Pedro responde à pergunta de Jesus - Pedro, tu amas-Me - com um amor Agape? - conjugando um verbo diferente, um diferente tipo de amor - Filia.
O amor Filia é o nome do amor de amizade. É o amor que "gosta muito" do outro. É um amor em que se sente grande alegria e prazer e bem-estar ao estar junto do outro, ao estar com o outro. É, contudo, um amor que exige uma cerca correspondência e reciprocidade da parte do outro. No fundo, o amor Filia é, digamos assim, um nível mais baixo, mais inferior de amor, do que o amor Agape (assumindo que este seja o amor mais completo)
Nós sabemos - explicou-nos o Sr.
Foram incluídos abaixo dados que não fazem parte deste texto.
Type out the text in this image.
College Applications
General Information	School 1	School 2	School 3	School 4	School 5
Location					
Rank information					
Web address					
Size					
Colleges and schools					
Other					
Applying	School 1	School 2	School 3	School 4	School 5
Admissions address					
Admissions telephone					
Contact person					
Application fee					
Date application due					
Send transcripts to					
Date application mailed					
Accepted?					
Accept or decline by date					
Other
Padre - que o diálogo entre Jesus e Pedro não foi na língua grega, mas sim aramaica. Contudo, São João, como é seu hábito, não deixou passar esta oportunidade para dar uma belíssima e profundíssima lição de catequese. São João faz questão de apontar a diferença entre o amor de Jesus e o amor de Pedro.
Jesus pergunta a Pedro - Pedro, tu amas-Me com todo o teu coração? Com um amor totalmente desinteressado, livre, desmedido, de pura auto-doação?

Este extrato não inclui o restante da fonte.